The international evidence (albeit mainly modelling studies) is suggestive that a tax on SSBs would help control obesity and hence benefit population health. Such a tax (e.g., at the 20% level) would probably not have as large an impact on health as, say, reduction of salt in processed food or food reformulation to reduce sugar and satur
ated fat in processed foods. But sugary fizzy drinks are nutrient poor, have healthier alternatives (e.g. water, milk or diet fizzy drinks), and seem to be a sensible first step for food taxes if as a society we put a priority on low-cost ways to gain health. In this blog I consider whether such a tax might have the added advantage of reducing health inequalities.

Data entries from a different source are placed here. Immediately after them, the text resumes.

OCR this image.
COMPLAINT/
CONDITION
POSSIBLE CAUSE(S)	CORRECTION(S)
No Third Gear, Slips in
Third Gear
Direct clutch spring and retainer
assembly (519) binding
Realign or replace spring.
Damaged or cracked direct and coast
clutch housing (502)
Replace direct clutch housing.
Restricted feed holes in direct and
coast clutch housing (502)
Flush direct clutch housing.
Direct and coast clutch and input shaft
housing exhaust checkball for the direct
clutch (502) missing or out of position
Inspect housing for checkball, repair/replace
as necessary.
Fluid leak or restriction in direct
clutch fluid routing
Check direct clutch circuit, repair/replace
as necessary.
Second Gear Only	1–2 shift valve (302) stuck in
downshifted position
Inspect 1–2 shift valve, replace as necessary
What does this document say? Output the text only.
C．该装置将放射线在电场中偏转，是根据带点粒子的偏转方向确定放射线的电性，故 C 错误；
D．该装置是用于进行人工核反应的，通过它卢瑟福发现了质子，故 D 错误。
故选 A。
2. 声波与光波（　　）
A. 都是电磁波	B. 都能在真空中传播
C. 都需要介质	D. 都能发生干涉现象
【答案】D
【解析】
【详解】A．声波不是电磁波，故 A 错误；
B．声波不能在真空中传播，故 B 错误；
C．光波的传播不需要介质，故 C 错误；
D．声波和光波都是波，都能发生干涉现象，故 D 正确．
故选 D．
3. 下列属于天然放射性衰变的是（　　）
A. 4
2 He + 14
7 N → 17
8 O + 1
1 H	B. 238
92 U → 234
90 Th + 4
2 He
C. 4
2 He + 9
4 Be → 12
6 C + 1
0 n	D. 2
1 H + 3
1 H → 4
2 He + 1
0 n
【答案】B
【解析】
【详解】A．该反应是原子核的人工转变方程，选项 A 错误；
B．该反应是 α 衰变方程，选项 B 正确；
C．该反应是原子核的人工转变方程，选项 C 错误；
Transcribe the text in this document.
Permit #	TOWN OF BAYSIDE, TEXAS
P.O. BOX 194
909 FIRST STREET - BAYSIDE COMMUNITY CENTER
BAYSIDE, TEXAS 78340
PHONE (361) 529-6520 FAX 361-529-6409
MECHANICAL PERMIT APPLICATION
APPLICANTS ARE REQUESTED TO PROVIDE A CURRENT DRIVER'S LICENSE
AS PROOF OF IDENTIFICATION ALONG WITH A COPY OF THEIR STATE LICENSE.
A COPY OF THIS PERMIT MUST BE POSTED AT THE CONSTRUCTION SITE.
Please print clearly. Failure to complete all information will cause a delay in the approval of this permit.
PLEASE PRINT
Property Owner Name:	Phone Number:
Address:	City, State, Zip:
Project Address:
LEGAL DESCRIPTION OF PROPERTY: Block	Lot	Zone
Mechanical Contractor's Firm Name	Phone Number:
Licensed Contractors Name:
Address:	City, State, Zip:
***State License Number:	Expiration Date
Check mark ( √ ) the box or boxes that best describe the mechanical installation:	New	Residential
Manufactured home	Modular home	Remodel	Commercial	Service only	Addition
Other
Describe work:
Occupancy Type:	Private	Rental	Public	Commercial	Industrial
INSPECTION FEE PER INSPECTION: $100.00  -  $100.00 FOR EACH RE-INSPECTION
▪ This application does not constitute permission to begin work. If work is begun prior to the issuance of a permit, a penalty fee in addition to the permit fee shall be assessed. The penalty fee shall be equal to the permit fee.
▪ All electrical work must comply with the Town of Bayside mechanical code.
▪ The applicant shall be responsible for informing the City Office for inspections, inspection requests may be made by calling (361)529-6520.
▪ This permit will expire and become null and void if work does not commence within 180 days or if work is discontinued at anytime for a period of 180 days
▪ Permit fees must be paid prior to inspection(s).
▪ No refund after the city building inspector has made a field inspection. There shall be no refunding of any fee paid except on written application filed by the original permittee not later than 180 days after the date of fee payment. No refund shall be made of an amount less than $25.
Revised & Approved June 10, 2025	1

I use a theoretical example, and then highlight a just published Australian study that provides empirical support that a sugary fizzy drink tax should reduce health inequalities – and may also not be too regressive as a tax.
If you do not like math, then skip down to the ‘Latest Australian Study’ heading. If you like ‘structured quantitative speculation’, then read on.
Structured Quantitative Speculation on Health Inequality Impact of SSB Tax
Imagine (not unrealistically) the following:
1. As a percentage of total energy intake, SSBs make up a greater percentage for low socioeconomic groups:
– Lets assume 6% for the “poor”, and 3% for the “rich”.
2. Response to change in price (price elasticity; PE; % change in consumption for 1% change in price) is usually greater among poor (as they are more price sensitive):
– Lets assume PE of -1.2 for poor and -0.9 for rich (and ignore cross-PE for now [how consumption of other products change]).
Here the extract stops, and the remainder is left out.